Eppure, nonostante le sostanziali differenze tra i due giovani, si arriva allo stesso esito. Perchè? Si potrebbe additare la personalità dei singoli: “[…] il fatto che la personalità, il mondo interno, ciò che costituisce la persona si formi e organizzi attraverso identificazioni. Le identificazioni originano da un’introiezione delle qualità e degli aspetti delle persone significative per il bambino, inizialmente dei propri genitori, e in seguito di tutte le figure importanti nella sua vita e quindi anche i suoi insegnanti.” 6. Quindi, se il padre o gli insegnanti non si costituiscono come validi modelli, il figlio ne uscirà comunque formato, qualunque siano le qualità o difetti che erediterà. Il mio vuole essere un monito, più che un rimprovero. Non sono qui per giudicare chi sta ancora attraversando il trauma della perdita di un figlio o per criticare il difficilissimo lavoro di genitori e insegnanti. Siate John Keating per i vostri Neil o i vostri Moritz. Vi lascio con una citazione di Freud che Terziani stesso ha inserito in Padre e insegnante:
“L’emozione che provavo incontrando i miei vecchi professori del ginnasio mi induce a fare una prima ammissione: è difficile stabilire che cosa ci importasse di più, se avessimo più interesse per le scienze che ci venivano insegnate o per la persona dei nostri insegnanti. In ogni caso questi ultimi erano oggetto per tutti noi di un interesse sotterraneo continuo, e per molti la via delle scienze passava necessariamente per le persone dei professori […]. Questi uomini, che pure non furono tutti dei padri, diventarono per noi i sostituti del padre”. 7

Note
- Dal periodico International Journal of Psychoanalysis and Education, 2010 vol. II n°1 (pubblicato su www.psychoedu.org)

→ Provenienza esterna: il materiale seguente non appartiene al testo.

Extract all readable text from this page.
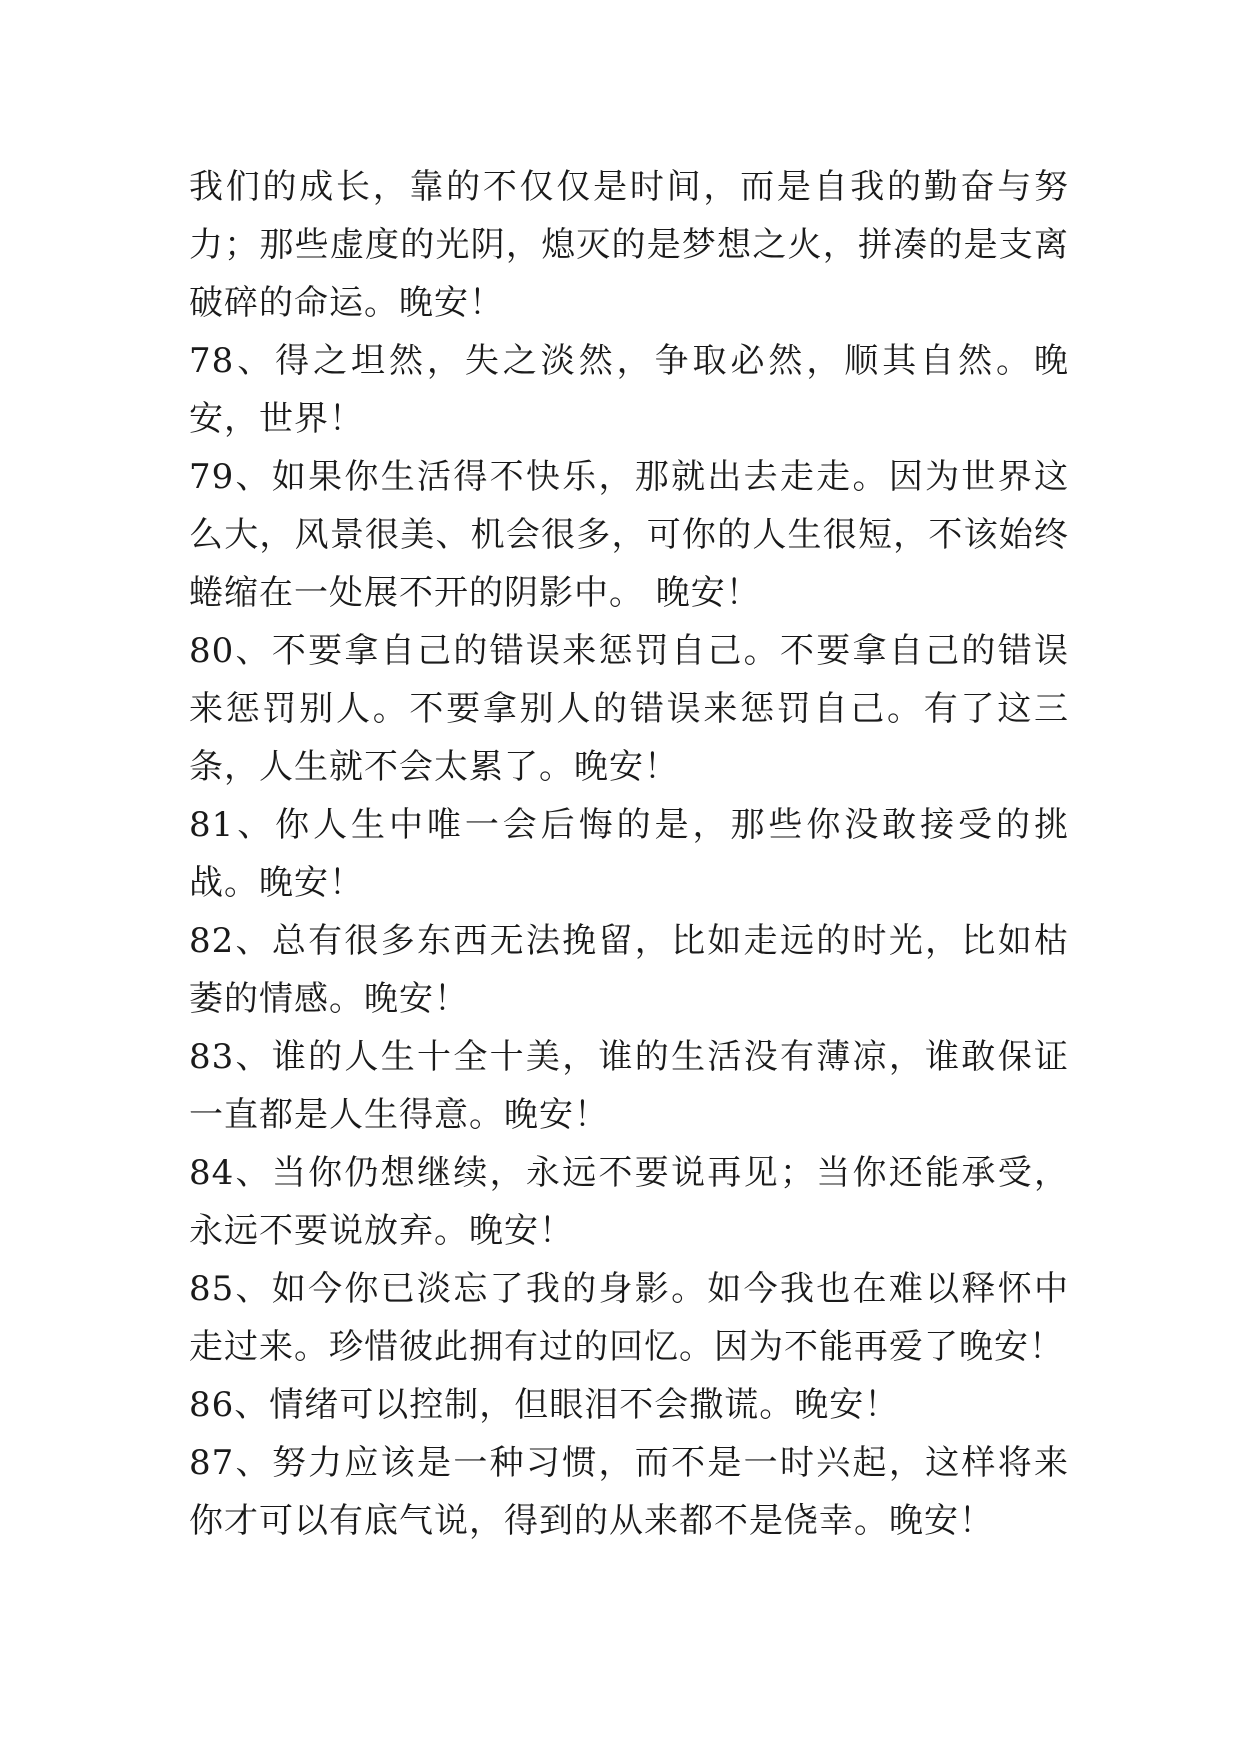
我们的成长，靠的不仅仅是时间，而是自我的勤奋与努力；那些虚度的光阴，熄灭的是梦想之火，拼凑的是支离破碎的命运。晚安！

78、得之坦然，失之淡然，争取必然，顺其自然。晚安，世界！

79、如果你生活得不快乐，那就出去走走。因为世界这么大，风景很美、机会很多，可你的人生很短，不该始终蜷缩在一处展不开的阴影中。 晚安！

80、不要拿自己的错误来惩罚自己。不要拿自己的错误来惩罚别人。不要拿别人的错误来惩罚自己。有了这三条，人生就不会太累了。晚安！

81、你人生中唯一会后悔的是，那些你没敢接受的挑战。晚安！

82、总有很多东西无法挽留，比如走远的时光，比如枯萎的情感。晚安！

83、谁的人生十全十美，谁的生活没有薄凉，谁敢保证一直都是人生得意。晚安！

84、当你仍想继续，永远不要说再见；当你还能承受，永远不要说放弃。晚安！

85、如今你已淡忘了我的身影。如今我也在难以释怀中走过来。珍惜彼此拥有过的回忆。因为不能再爱了晚安！

86、情绪可以控制，但眼泪不会撒谎。晚安！

87、努力应该是一种习惯，而不是一时兴起，这样将来你才可以有底气说，得到的从来都不是侥幸。晚安！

- Nucara G. (2010). Mancanza, perdita e ricerca del padre. Riflessioni psicoanalitiche sulla funzione paterna, in F. Pergola (2010a).

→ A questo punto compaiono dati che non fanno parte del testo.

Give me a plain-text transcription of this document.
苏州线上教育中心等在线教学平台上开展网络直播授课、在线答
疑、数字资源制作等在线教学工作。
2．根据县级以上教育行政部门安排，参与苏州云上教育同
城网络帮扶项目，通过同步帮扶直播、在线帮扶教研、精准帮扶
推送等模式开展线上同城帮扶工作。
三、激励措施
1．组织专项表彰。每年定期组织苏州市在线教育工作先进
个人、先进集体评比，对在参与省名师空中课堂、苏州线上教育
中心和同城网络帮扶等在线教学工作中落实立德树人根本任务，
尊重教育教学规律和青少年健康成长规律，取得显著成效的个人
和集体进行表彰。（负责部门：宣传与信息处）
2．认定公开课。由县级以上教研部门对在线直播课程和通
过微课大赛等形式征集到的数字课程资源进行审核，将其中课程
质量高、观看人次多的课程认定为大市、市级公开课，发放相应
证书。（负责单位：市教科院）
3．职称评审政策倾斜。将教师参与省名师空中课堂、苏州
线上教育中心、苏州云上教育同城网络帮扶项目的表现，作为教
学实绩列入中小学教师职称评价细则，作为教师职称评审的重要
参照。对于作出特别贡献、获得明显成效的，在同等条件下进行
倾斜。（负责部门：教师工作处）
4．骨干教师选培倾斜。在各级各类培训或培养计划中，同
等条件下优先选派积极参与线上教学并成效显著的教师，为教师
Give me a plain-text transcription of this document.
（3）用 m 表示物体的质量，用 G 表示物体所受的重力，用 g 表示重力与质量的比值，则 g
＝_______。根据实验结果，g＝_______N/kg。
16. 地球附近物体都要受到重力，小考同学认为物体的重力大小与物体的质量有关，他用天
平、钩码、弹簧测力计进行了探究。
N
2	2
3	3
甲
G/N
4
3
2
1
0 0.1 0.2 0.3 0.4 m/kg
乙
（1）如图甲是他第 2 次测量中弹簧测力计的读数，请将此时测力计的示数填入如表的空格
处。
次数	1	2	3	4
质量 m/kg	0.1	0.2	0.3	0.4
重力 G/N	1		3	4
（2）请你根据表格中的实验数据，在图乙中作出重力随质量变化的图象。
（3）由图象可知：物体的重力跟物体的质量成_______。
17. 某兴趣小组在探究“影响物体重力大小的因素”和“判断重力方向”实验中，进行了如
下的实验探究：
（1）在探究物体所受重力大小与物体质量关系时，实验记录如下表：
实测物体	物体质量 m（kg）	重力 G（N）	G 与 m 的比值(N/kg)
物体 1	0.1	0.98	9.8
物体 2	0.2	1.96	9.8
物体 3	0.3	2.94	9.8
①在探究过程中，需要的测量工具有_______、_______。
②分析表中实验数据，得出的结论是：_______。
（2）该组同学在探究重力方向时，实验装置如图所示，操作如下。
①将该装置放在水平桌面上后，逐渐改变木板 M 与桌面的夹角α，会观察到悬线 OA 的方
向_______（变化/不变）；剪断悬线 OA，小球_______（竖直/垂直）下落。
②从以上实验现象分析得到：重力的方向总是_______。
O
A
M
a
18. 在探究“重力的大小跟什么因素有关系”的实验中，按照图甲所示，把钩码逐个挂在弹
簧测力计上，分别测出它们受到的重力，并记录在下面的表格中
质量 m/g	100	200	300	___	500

- Casoni Arturo, Laio ripensato da Edipo. Il romanzo paterno in adolescenza, Roma Edup, 2010b
- Jeammet Philippe, Psicopatologia dell’adolescenza, Roma Borla, 1999
- TERZIANI, Gabriele. Padre e insegnante: la funzione educativa e il concetto di identificazione. International Journal of Psychoanalysis and Education, [S.l.], v. 2, n. 1, p. 22, giu. 2010
- Ibidem.
- Freud S. (1914). Psicologia del ginnasiale, in OSF (1886-1938), Vol. VII, Torino Boringhieri, 1989.